The evidence showed that plaintiff paid to doctors and a nurse, $606.05. Evidence was also introduced to the effect that plaintiff suffered a loss in earnings and income of $1,090. Plaintiff also paid for medicines, but we find no evidence in the record as to the amounts paid. It thus appears that the jury awarded plaintiff for past and future pain and suffering ; permanent physical disability, making gainful employment by plaintiff impossible; loss of future earnings and income, and future expenses for medical services, approximately $300. As plaintiff’s counsel argues, the amount of the verdict is so inadequate that it shocks one’s sense of justice. We 'have been endeavoring to ascertain, from the record, if possible, what could have caused the jury to award plaintiff such inadequate damages. The only reason we can find in the record is the following: Dr.
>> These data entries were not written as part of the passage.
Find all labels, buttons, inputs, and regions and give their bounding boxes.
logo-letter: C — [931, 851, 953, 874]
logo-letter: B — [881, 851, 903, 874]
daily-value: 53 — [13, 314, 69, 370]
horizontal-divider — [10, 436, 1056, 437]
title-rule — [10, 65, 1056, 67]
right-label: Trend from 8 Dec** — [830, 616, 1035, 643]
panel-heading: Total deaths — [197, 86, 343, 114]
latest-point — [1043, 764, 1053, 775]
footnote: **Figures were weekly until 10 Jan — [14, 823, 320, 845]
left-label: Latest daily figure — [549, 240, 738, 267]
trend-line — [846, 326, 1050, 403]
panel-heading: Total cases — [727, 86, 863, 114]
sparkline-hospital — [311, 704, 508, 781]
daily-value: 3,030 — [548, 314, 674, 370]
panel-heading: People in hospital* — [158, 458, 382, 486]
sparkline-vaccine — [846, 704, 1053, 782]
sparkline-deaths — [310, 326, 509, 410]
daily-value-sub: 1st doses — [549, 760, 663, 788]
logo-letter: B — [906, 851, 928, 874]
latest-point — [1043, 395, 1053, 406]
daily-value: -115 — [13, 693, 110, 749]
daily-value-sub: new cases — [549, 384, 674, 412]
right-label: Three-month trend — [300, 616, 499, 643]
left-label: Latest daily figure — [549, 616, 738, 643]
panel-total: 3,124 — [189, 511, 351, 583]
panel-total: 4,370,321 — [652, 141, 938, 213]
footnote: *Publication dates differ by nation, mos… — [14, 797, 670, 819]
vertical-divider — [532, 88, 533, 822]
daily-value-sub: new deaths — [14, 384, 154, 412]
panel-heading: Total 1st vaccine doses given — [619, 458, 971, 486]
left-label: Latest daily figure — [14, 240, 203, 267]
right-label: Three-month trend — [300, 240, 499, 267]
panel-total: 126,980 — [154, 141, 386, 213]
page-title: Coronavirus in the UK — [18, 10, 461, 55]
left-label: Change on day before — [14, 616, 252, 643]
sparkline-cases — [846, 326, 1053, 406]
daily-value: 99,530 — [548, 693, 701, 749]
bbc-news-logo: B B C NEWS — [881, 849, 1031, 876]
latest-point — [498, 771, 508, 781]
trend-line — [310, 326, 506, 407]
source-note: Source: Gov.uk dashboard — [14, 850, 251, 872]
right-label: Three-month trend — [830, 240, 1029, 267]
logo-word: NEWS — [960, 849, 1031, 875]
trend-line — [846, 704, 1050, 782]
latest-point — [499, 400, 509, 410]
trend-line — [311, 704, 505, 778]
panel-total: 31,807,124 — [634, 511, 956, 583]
James C. Clark, *524a witness for plaintiff, whose testimony has been heretofore referred to, examined plaintiff, in his home, for the Prudential Insurance Company on March 30, 1940. As heretofore stated, the doctor testified to the partial paralysis of the right leg that he found, and further stated that he was of the opinion that plaintiff was not able to perform any manual employment. It may be that the jurors, from the doctor’s evidence, assumed that plaintiff had a policy with the Prudential Insurance Company and that he was receiving*, or would receive, compensation from that Company, and that this assumption influenced them to reduce the amount of damages that they otherwise might have awarded plaintiff. There was nothing in the record to show that plaintiff was receiving or might receive compensation from the Insurance Company, but even if the record showed that he was receiving* compensation from that Company, such compensation could not in any way affect his right of compensation against defendant.
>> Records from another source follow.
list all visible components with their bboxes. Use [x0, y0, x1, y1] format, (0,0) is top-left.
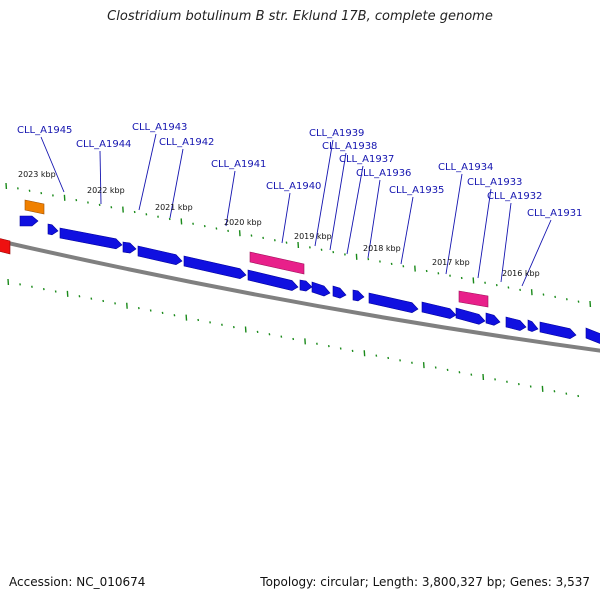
cds-arrow	[299, 279, 313, 292]
cds-arrow	[137, 245, 183, 265]
kbp-label: 2017 kbp	[432, 258, 470, 267]
cds-arrow	[368, 292, 419, 313]
kbp-label: 2020 kbp	[224, 218, 262, 227]
gene-label-cll-a1945: CLL_A1945	[17, 125, 72, 136]
cds-arrow	[455, 307, 486, 325]
cds-arrow	[122, 241, 137, 254]
gene-label-cll-a1943: CLL_A1943	[132, 122, 187, 133]
leader-line	[400, 196, 414, 265]
accession-label: Accession:	[9, 575, 73, 589]
backbone-line	[0, 239, 600, 353]
leader-line	[521, 219, 552, 287]
map-title: Clostridium botulinum B str. Eklund 17B,…	[107, 9, 493, 24]
cds-arrow	[527, 319, 539, 332]
genes-value: 3,537	[555, 575, 590, 589]
gene-label-cll-a1933: CLL_A1933	[467, 177, 522, 188]
gene-label-cll-a1942: CLL_A1942	[159, 137, 214, 148]
topology-label: Topology:	[260, 575, 317, 589]
red-feature	[0, 238, 11, 255]
rna-feature	[249, 251, 305, 275]
rna-feature	[458, 290, 489, 308]
leader-line	[445, 173, 463, 275]
leader-line	[225, 170, 236, 227]
topology-value: circular	[320, 575, 365, 589]
gene-label-cll-a1931: CLL_A1931	[527, 208, 582, 219]
cds-arrow	[485, 312, 501, 326]
misc-feature	[24, 199, 45, 215]
cds-arrow	[585, 327, 600, 344]
length-value: 3,800,327 bp	[421, 575, 502, 589]
leader-line	[329, 152, 347, 251]
gene-label-cll-a1939: CLL_A1939	[309, 128, 364, 139]
cds-arrow	[352, 289, 365, 302]
cds-arrow	[247, 269, 299, 291]
gene-label-cll-a1935: CLL_A1935	[389, 185, 444, 196]
gene-label-cll-a1934: CLL_A1934	[438, 162, 493, 173]
leader-line	[367, 179, 381, 259]
gene-label-cll-a1932: CLL_A1932	[487, 191, 542, 202]
genes-label: Genes:	[509, 575, 552, 589]
leader-line	[314, 139, 334, 247]
cds-arrow	[47, 223, 59, 236]
upper-tick-scale	[5, 182, 592, 308]
gene-label-cll-a1940: CLL_A1940	[266, 181, 321, 192]
cds-arrow	[311, 281, 331, 297]
gene-label-cll-a1941: CLL_A1941	[211, 159, 266, 170]
length-label: Length:	[372, 575, 419, 589]
genome-backbone	[0, 239, 600, 353]
kbp-label: 2023 kbp	[18, 170, 56, 179]
kbp-label: 2021 kbp	[155, 203, 193, 212]
kbp-label: 2016 kbp	[502, 269, 540, 278]
leader-line	[477, 188, 492, 279]
cds-arrow	[19, 215, 39, 227]
gene-label-cll-a1936: CLL_A1936	[356, 168, 411, 179]
cds-arrow	[59, 227, 123, 250]
cds-arrow	[183, 255, 247, 279]
accession-value: NC_010674	[76, 575, 146, 589]
accession-info: Accession: NC_010674	[9, 575, 145, 589]
leader-line	[138, 133, 157, 211]
leader-line	[99, 150, 102, 205]
label-leaders	[40, 133, 552, 287]
kbp-label: 2022 kbp	[87, 186, 125, 195]
leader-line	[346, 165, 364, 255]
cds-arrow	[421, 301, 457, 319]
gene-label-cll-a1944: CLL_A1944	[76, 139, 131, 150]
leader-line	[40, 136, 65, 193]
cds-arrow	[539, 321, 577, 339]
leader-line	[500, 202, 512, 283]
cds-arrow	[332, 285, 347, 299]
gene-label-cll-a1937: CLL_A1937	[339, 154, 394, 165]
feature-track	[0, 199, 600, 344]
leader-line	[169, 148, 184, 219]
cds-arrow	[505, 316, 527, 331]
kbp-label: 2018 kbp	[363, 244, 401, 253]
leader-line	[281, 192, 291, 244]
kbp-label: 2019 kbp	[294, 232, 332, 241]
kbp-labels: 2023 kbp 2022 kbp 2021 kbp 2020 kbp 2019 kbp…	[18, 170, 540, 278]
lower-tick-scale	[7, 278, 580, 398]
gene-label-cll-a1938: CLL_A1938	[322, 141, 377, 152]
genome-summary: Topology: circular; Length: 3,800,327 bp…	[260, 575, 590, 589]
It is the settled law of this State that where it is obvious that a jury has failed to take into consideration proper elements of damages which have been clearly proven, and have awarded the plaintiff wholly inadequate damages, a motion for a new trial should be sustained by the trial court. (See Browder v. Beckman, 275 Ill. App. 193, 198, 199; Parke v. Lopez, 306 Ill. App. 486, 489, 490.) In Kilmer v. Parrish, 144 Ill. App. 270, 274, the court said: “At common law new trials were not allowed upon the ground that the damages allowed by the jury in actions for torts were insufficient. But the modern rule is that a new trial may be granted where the verdict is grossly inadequate, for the same reasons as those governing where the verdict is excessive. Paul v. Leyenberger, 17 Ill. App. 167; Hackett v. Pratt, 52 Ill. App. 346; Hamilton v. Pittsburg, C., C. & St. L. Ry., 104 Ill. App. 207; Bourke v. Anglo-American Provision Co., 90 *525Ill. App. 225; 14 Encyc. of Pl. & Pr. 764, and cases cited. A verdict for a grossly inadequate amount stands on no higher ground on legal principles than a verdict for an excessive or extravagant amount.” In Dimick v. Schiedt, 293 U. S. 474, 486, the court said: “Where the verdict returned by a jury is palpably and grossly inadequate or excessive, it should not be permitted to stand; but, in that event, both parties remain entitled, as they were entitled in the first instance, to have a jury properly determine the question of liability and the extent of the injury by an assessment of damages.” Many other cases to the same effect might be cited, but the rule stated is well established. In the instant case defendant offered no evidence as to the accident, nor as to plaintiff’s injuries, and it would amount to a miscarriage of justice to allow the present judgment to stand.

The judgment of the Circuit court of Cook county is reversed and the cause is remanded for a new trial.

Judgment reversed and cause remanded for a new trial.

Friend, P. J., and John J. Sullivan, J., concur.